A provocative and original investigation of our cultural fascination with crime, linking four archetypes—Detective, Victim, Defender, Killer—to four true stories about women driven by obsession.

In this illuminating exploration of women, violence, and obsession, Rachel Monroe interrogates the appeal of true crime through four narratives of fixation. In the 1940s, a frustrated heiress began creating dollhouse crime scenes depicting murders, suicides, and accidental deaths. Known as the “Mother of Forensic Science,” she revolutionized the field of what was then called legal medicine. In the aftermath of the Manson Family murders, a young woman moved into Sharon Tate’s guesthouse and, over the next two decades, entwined herself with the Tate family. In the mid-nineties, a landscape architect in Brooklyn fell in love with a convicted murderer, the supposed ringleader of the West Memphis Three, through an intense series of letters. After they married, she devoted her life to getting him freed from death row. And in 2015, a teenager deeply involved in the online fandom for the Columbine killers planned a mass shooting of her own.

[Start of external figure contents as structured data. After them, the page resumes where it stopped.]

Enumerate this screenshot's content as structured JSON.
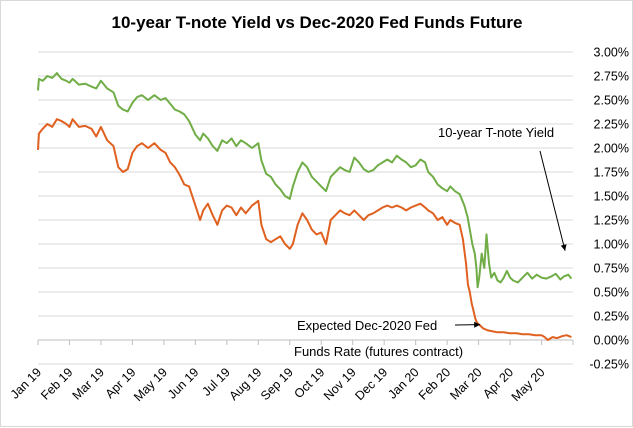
{
  "chart_data": {
    "type": "line",
    "title": "10-year T-note Yield vs Dec-2020 Fed Funds Future",
    "xlabel": "",
    "ylabel": "",
    "ylim": [
      -0.25,
      3.0
    ],
    "y_tick_labels": [
      "-0.25%",
      "0.00%",
      "0.25%",
      "0.50%",
      "0.75%",
      "1.00%",
      "1.25%",
      "1.50%",
      "1.75%",
      "2.00%",
      "2.25%",
      "2.50%",
      "2.75%",
      "3.00%"
    ],
    "x_tick_labels": [
      "Jan 19",
      "Feb 19",
      "Mar 19",
      "Apr 19",
      "May 19",
      "Jun 19",
      "Jul 19",
      "Aug 19",
      "Sep 19",
      "Oct 19",
      "Nov 19",
      "Dec 19",
      "Jan 20",
      "Feb 20",
      "Mar 20",
      "Apr 20",
      "May 20"
    ],
    "y_axis_position": "right",
    "grid": "horizontal",
    "legend": "none",
    "x_unit": "months since Jan 2019",
    "series": [
      {
        "color": "#70ad47",
        "points": [
          [
            0.0,
            2.6
          ],
          [
            0.03,
            2.72
          ],
          [
            0.15,
            2.7
          ],
          [
            0.3,
            2.75
          ],
          [
            0.45,
            2.73
          ],
          [
            0.6,
            2.78
          ],
          [
            0.75,
            2.72
          ],
          [
            0.9,
            2.7
          ],
          [
            1.0,
            2.68
          ],
          [
            1.1,
            2.72
          ],
          [
            1.3,
            2.66
          ],
          [
            1.5,
            2.67
          ],
          [
            1.7,
            2.64
          ],
          [
            1.85,
            2.62
          ],
          [
            2.0,
            2.7
          ],
          [
            2.2,
            2.62
          ],
          [
            2.4,
            2.58
          ],
          [
            2.55,
            2.44
          ],
          [
            2.7,
            2.4
          ],
          [
            2.85,
            2.38
          ],
          [
            3.0,
            2.47
          ],
          [
            3.15,
            2.53
          ],
          [
            3.3,
            2.55
          ],
          [
            3.5,
            2.5
          ],
          [
            3.7,
            2.55
          ],
          [
            3.9,
            2.5
          ],
          [
            4.05,
            2.52
          ],
          [
            4.2,
            2.46
          ],
          [
            4.35,
            2.4
          ],
          [
            4.5,
            2.38
          ],
          [
            4.65,
            2.35
          ],
          [
            4.8,
            2.28
          ],
          [
            5.0,
            2.14
          ],
          [
            5.15,
            2.08
          ],
          [
            5.25,
            2.15
          ],
          [
            5.4,
            2.1
          ],
          [
            5.55,
            2.02
          ],
          [
            5.7,
            1.97
          ],
          [
            5.85,
            2.08
          ],
          [
            6.0,
            2.05
          ],
          [
            6.15,
            2.1
          ],
          [
            6.3,
            2.02
          ],
          [
            6.45,
            2.08
          ],
          [
            6.6,
            2.05
          ],
          [
            6.8,
            2.0
          ],
          [
            7.0,
            2.05
          ],
          [
            7.1,
            1.87
          ],
          [
            7.25,
            1.73
          ],
          [
            7.4,
            1.7
          ],
          [
            7.55,
            1.62
          ],
          [
            7.7,
            1.57
          ],
          [
            7.85,
            1.5
          ],
          [
            8.0,
            1.47
          ],
          [
            8.1,
            1.6
          ],
          [
            8.25,
            1.75
          ],
          [
            8.4,
            1.85
          ],
          [
            8.55,
            1.8
          ],
          [
            8.7,
            1.7
          ],
          [
            8.85,
            1.65
          ],
          [
            9.0,
            1.6
          ],
          [
            9.15,
            1.55
          ],
          [
            9.3,
            1.7
          ],
          [
            9.45,
            1.75
          ],
          [
            9.6,
            1.8
          ],
          [
            9.75,
            1.77
          ],
          [
            9.9,
            1.75
          ],
          [
            10.05,
            1.9
          ],
          [
            10.2,
            1.85
          ],
          [
            10.35,
            1.78
          ],
          [
            10.5,
            1.75
          ],
          [
            10.65,
            1.77
          ],
          [
            10.8,
            1.82
          ],
          [
            10.95,
            1.85
          ],
          [
            11.1,
            1.88
          ],
          [
            11.25,
            1.85
          ],
          [
            11.4,
            1.92
          ],
          [
            11.55,
            1.88
          ],
          [
            11.7,
            1.85
          ],
          [
            11.85,
            1.8
          ],
          [
            12.0,
            1.82
          ],
          [
            12.15,
            1.88
          ],
          [
            12.3,
            1.85
          ],
          [
            12.4,
            1.75
          ],
          [
            12.55,
            1.7
          ],
          [
            12.7,
            1.62
          ],
          [
            12.85,
            1.58
          ],
          [
            13.0,
            1.55
          ],
          [
            13.1,
            1.6
          ],
          [
            13.25,
            1.55
          ],
          [
            13.4,
            1.52
          ],
          [
            13.55,
            1.4
          ],
          [
            13.65,
            1.28
          ],
          [
            13.72,
            1.15
          ],
          [
            13.8,
            1.0
          ],
          [
            13.88,
            0.9
          ],
          [
            13.93,
            0.75
          ],
          [
            13.97,
            0.55
          ],
          [
            14.02,
            0.65
          ],
          [
            14.1,
            0.9
          ],
          [
            14.18,
            0.75
          ],
          [
            14.25,
            1.1
          ],
          [
            14.33,
            0.8
          ],
          [
            14.4,
            0.65
          ],
          [
            14.5,
            0.7
          ],
          [
            14.6,
            0.62
          ],
          [
            14.7,
            0.6
          ],
          [
            14.8,
            0.65
          ],
          [
            14.9,
            0.72
          ],
          [
            15.0,
            0.65
          ],
          [
            15.1,
            0.62
          ],
          [
            15.25,
            0.6
          ],
          [
            15.4,
            0.65
          ],
          [
            15.55,
            0.7
          ],
          [
            15.7,
            0.64
          ],
          [
            15.85,
            0.68
          ],
          [
            16.0,
            0.65
          ],
          [
            16.15,
            0.64
          ],
          [
            16.3,
            0.66
          ],
          [
            16.45,
            0.69
          ],
          [
            16.6,
            0.63
          ],
          [
            16.7,
            0.66
          ],
          [
            16.85,
            0.68
          ],
          [
            16.95,
            0.64
          ]
        ]
      },
      {
        "color": "#e06020",
        "points": [
          [
            0.0,
            1.98
          ],
          [
            0.03,
            2.15
          ],
          [
            0.15,
            2.2
          ],
          [
            0.3,
            2.25
          ],
          [
            0.45,
            2.22
          ],
          [
            0.6,
            2.3
          ],
          [
            0.75,
            2.28
          ],
          [
            0.9,
            2.25
          ],
          [
            1.0,
            2.22
          ],
          [
            1.1,
            2.3
          ],
          [
            1.3,
            2.22
          ],
          [
            1.5,
            2.23
          ],
          [
            1.7,
            2.2
          ],
          [
            1.85,
            2.12
          ],
          [
            2.0,
            2.22
          ],
          [
            2.2,
            2.08
          ],
          [
            2.4,
            2.02
          ],
          [
            2.55,
            1.8
          ],
          [
            2.7,
            1.75
          ],
          [
            2.85,
            1.78
          ],
          [
            3.0,
            1.95
          ],
          [
            3.15,
            2.02
          ],
          [
            3.3,
            2.05
          ],
          [
            3.5,
            2.0
          ],
          [
            3.7,
            2.05
          ],
          [
            3.9,
            1.98
          ],
          [
            4.05,
            1.95
          ],
          [
            4.2,
            1.85
          ],
          [
            4.35,
            1.8
          ],
          [
            4.5,
            1.72
          ],
          [
            4.65,
            1.62
          ],
          [
            4.8,
            1.6
          ],
          [
            5.0,
            1.4
          ],
          [
            5.15,
            1.25
          ],
          [
            5.25,
            1.35
          ],
          [
            5.4,
            1.42
          ],
          [
            5.55,
            1.3
          ],
          [
            5.7,
            1.2
          ],
          [
            5.85,
            1.35
          ],
          [
            6.0,
            1.4
          ],
          [
            6.15,
            1.38
          ],
          [
            6.3,
            1.3
          ],
          [
            6.45,
            1.38
          ],
          [
            6.6,
            1.32
          ],
          [
            6.8,
            1.4
          ],
          [
            7.0,
            1.45
          ],
          [
            7.1,
            1.2
          ],
          [
            7.25,
            1.05
          ],
          [
            7.4,
            1.02
          ],
          [
            7.55,
            1.05
          ],
          [
            7.7,
            1.08
          ],
          [
            7.85,
            1.0
          ],
          [
            8.0,
            0.95
          ],
          [
            8.1,
            1.0
          ],
          [
            8.25,
            1.2
          ],
          [
            8.4,
            1.32
          ],
          [
            8.55,
            1.25
          ],
          [
            8.7,
            1.15
          ],
          [
            8.85,
            1.1
          ],
          [
            9.0,
            1.12
          ],
          [
            9.15,
            1.0
          ],
          [
            9.3,
            1.25
          ],
          [
            9.45,
            1.3
          ],
          [
            9.6,
            1.35
          ],
          [
            9.75,
            1.32
          ],
          [
            9.9,
            1.3
          ],
          [
            10.05,
            1.35
          ],
          [
            10.2,
            1.3
          ],
          [
            10.35,
            1.25
          ],
          [
            10.5,
            1.3
          ],
          [
            10.65,
            1.32
          ],
          [
            10.8,
            1.35
          ],
          [
            10.95,
            1.38
          ],
          [
            11.1,
            1.4
          ],
          [
            11.25,
            1.38
          ],
          [
            11.4,
            1.4
          ],
          [
            11.55,
            1.38
          ],
          [
            11.7,
            1.35
          ],
          [
            11.85,
            1.38
          ],
          [
            12.0,
            1.4
          ],
          [
            12.15,
            1.42
          ],
          [
            12.3,
            1.38
          ],
          [
            12.4,
            1.35
          ],
          [
            12.55,
            1.32
          ],
          [
            12.7,
            1.25
          ],
          [
            12.85,
            1.28
          ],
          [
            13.0,
            1.2
          ],
          [
            13.1,
            1.25
          ],
          [
            13.25,
            1.22
          ],
          [
            13.4,
            1.2
          ],
          [
            13.5,
            1.05
          ],
          [
            13.6,
            0.8
          ],
          [
            13.66,
            0.58
          ],
          [
            13.72,
            0.5
          ],
          [
            13.78,
            0.38
          ],
          [
            13.84,
            0.3
          ],
          [
            13.9,
            0.22
          ],
          [
            13.95,
            0.18
          ],
          [
            14.05,
            0.15
          ],
          [
            14.15,
            0.12
          ],
          [
            14.3,
            0.1
          ],
          [
            14.45,
            0.09
          ],
          [
            14.6,
            0.08
          ],
          [
            14.8,
            0.08
          ],
          [
            15.0,
            0.07
          ],
          [
            15.2,
            0.07
          ],
          [
            15.4,
            0.06
          ],
          [
            15.6,
            0.06
          ],
          [
            15.8,
            0.05
          ],
          [
            16.0,
            0.05
          ],
          [
            16.1,
            0.03
          ],
          [
            16.2,
            0.0
          ],
          [
            16.35,
            0.03
          ],
          [
            16.5,
            0.02
          ],
          [
            16.65,
            0.04
          ],
          [
            16.8,
            0.05
          ],
          [
            16.95,
            0.03
          ]
        ]
      }
    ],
    "annotations": [
      {
        "text": "10-year T-note Yield",
        "target": [
          16.75,
          0.93
        ]
      },
      {
        "text": "Expected Dec-2020 Fed",
        "target": [
          14.05,
          0.16
        ]
      },
      {
        "text": "Funds Rate (futures contract)"
      }
    ]
  }
}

Each woman, Monroe argues, represents and identifies with a particular archetype that provides an entryway into true crime. Through these four cases, she traces the history of American crime through the growth of forensic science, the evolving role of victims, the Satanic Panic, the rise of online detectives, and the long shadow of the Columbine shooting. In a combination of personal narrative, reportage, and a sociological examination of violence and media in the twentieth and twenty-first century, Savage Appetites scrupulously explores empathy, justice, and the persistent appeal of violence.